The monastery lights went out.

It took a moment for his goggles to amp back up; but in that moment of pure, illuminating darkness Daniel Brüks finally saw himself for the fool he was. For the first time he saw the pinpoint heatprints ahead of him, closing from the east as well as from behind. He saw forces powerful enough to hack surveillance satellites in geostationary orbit, but somehow unable to blind his antique Telonics network to the same heatprints. He saw a military automaton, ruthless as a shark, fast as a superconductor, betraying its own approach from kilometers away when it could have avoided his traplines entirely and killed him in his sleep.

He saw himself from high overhead, stumbling across someone else’s game board: caught in a net that closed around but not on him.

They didn’t even know I was here . They’re after the Bicamerals.

He pulled to a stop.
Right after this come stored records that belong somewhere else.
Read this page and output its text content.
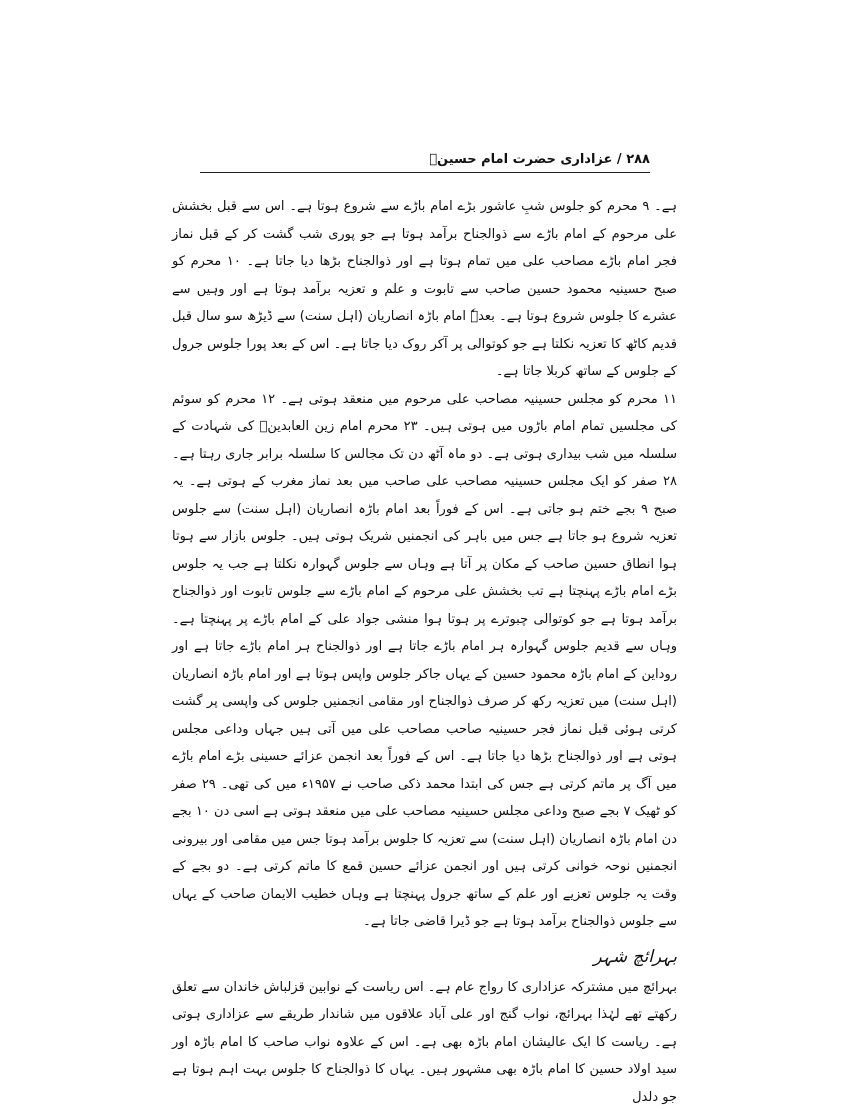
۲۸۸ / عزاداری حضرت امام حسینؑ

ہے۔ ۹ محرم کو جلوس شبِ عاشور بڑے امام باڑے سے شروع ہوتا ہے۔ اس سے قبل بخشش علی مرحوم کے امام باڑے سے ذوالجناح برآمد ہوتا ہے جو پوری شب گشت کر کے قبل نماز فجر امام باڑے مصاحب علی میں تمام ہوتا ہے اور ذوالجناح بڑھا دیا جاتا ہے۔ ۱۰ محرم کو صبح حسینیہ محمود حسین صاحب سے تابوت و علم و تعزیہ برآمد ہوتا ہے اور وہیں سے عشرے کا جلوس شروع ہوتا ہے۔ بعدہٗ امام باڑہ انصاریان (اہل سنت) سے ڈیڑھ سو سال قبل قدیم کاٹھ کا تعزیہ نکلتا ہے جو کوتوالی پر آکر روک دیا جاتا ہے۔ اس کے بعد پورا جلوس جرول کے جلوس کے ساتھ کربلا جاتا ہے۔

۱۱ محرم کو مجلس حسینیہ مصاحب علی مرحوم میں منعقد ہوتی ہے۔ ۱۲ محرم کو سوئم کی مجلسیں تمام امام باڑوں میں ہوتی ہیں۔ ۲۳ محرم امام زین العابدینؑ کی شہادت کے سلسلہ میں شب بیداری ہوتی ہے۔ دو ماہ آٹھ دن تک مجالس کا سلسلہ برابر جاری رہتا ہے۔ ۲۸ صفر کو ایک مجلس حسینیہ مصاحب علی صاحب میں بعد نماز مغرب کے ہوتی ہے۔ یہ صبح ۹ بجے ختم ہو جاتی ہے۔ اس کے فوراً بعد امام باڑہ انصاریان (اہل سنت) سے جلوس تعزیہ شروع ہو جاتا ہے جس میں باہر کی انجمنیں شریک ہوتی ہیں۔ جلوس بازار سے ہوتا ہوا انطاق حسین صاحب کے مکان پر آتا ہے وہاں سے جلوس گہوارہ نکلتا ہے جب یہ جلوس بڑے امام باڑے پہنچتا ہے تب بخشش علی مرحوم کے امام باڑے سے جلوس تابوت اور ذوالجناح برآمد ہوتا ہے جو کوتوالی چبوترے پر ہوتا ہوا منشی جواد علی کے امام باڑے پر پہنچتا ہے۔ وہاں سے قدیم جلوس گہوارہ ہر امام باڑے جاتا ہے اور ذوالجناح ہر امام باڑے جاتا ہے اور روداین کے امام باڑہ محمود حسین کے یہاں جاکر جلوس واپس ہوتا ہے اور امام باڑہ انصاریان (اہل سنت) میں تعزیہ رکھ کر صرف ذوالجناح اور مقامی انجمنیں جلوس کی واپسی پر گشت کرتی ہوئی قبل نماز فجر حسینیہ صاحب مصاحب علی میں آتی ہیں جہاں وداعی مجلس ہوتی ہے اور ذوالجناح بڑھا دیا جاتا ہے۔ اس کے فوراً بعد انجمن عزائے حسینی بڑے امام باڑے میں آگ پر ماتم کرتی ہے جس کی ابتدا محمد ذکی صاحب نے ۱۹۵۷ء میں کی تھی۔ ۲۹ صفر کو ٹھیک ۷ بجے صبح وداعی مجلس حسینیہ مصاحب علی میں منعقد ہوتی ہے اسی دن ۱۰ بجے دن امام باڑہ انصاریان (اہل سنت) سے تعزیہ کا جلوس برآمد ہوتا جس میں مقامی اور بیرونی انجمنیں نوحہ خوانی کرتی ہیں اور انجمن عزائے حسین قمع کا ماتم کرتی ہے۔ دو بجے کے وقت یہ جلوس تعزیے اور علم کے ساتھ جرول پہنچتا ہے وہاں خطیب الایمان صاحب کے یہاں سے جلوس ذوالجناح برآمد ہوتا ہے جو ڈیرا قاضی جاتا ہے۔

بہرائچ شہر

بہرائچ میں مشترکہ عزاداری کا رواج عام ہے۔ اس ریاست کے نوابین قزلباش خاندان سے تعلق رکھتے تھے لہٰذا بہرائچ، نواب گنج اور علی آباد علاقوں میں شاندار طریقے سے عزاداری ہوتی ہے۔ ریاست کا ایک عالیشان امام باڑہ بھی ہے۔ اس کے علاوہ نواب صاحب کا امام باڑہ اور سید اولاد حسین کا امام باڑہ بھی مشہور ہیں۔ یہاں کا ذوالجناح کا جلوس بہت اہم ہوتا ہے جو دلدل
The monastery loomed fifty meters ahead, low and black against the stars. All windows abruptly shuttered, all approaches suddenly dark, it rose from the landscape as though born of it: a pile of deep rock strata breaching the surface of the world. The tornado loomed beyond like a whirling gash in space-time, barely a hundred meters on the other side. The sound of its rage filled the world.

On all sides, candles closed in the darkness.

0313, his goggles reminded him. Less than an hour ago he’d been asleep. It wasn’t nearly long enough to come to terms with your own imminent death.

YOU ARE IN DANGER, the gogs told him helpfully.

Brüks blinked. The little red letters persisted, hovering off at the corner of his eye where the chrono readout should be.

COME ON, THEN. DOOR’S OPEN.

He looked past the command line, panned across the darkened façades of the monastery. There, ground level: just to the left of a broad staircase that underscored the main entrance. An opening, barely big enough for a man. Something burned there at body temperature. It had arms and legs. It waved.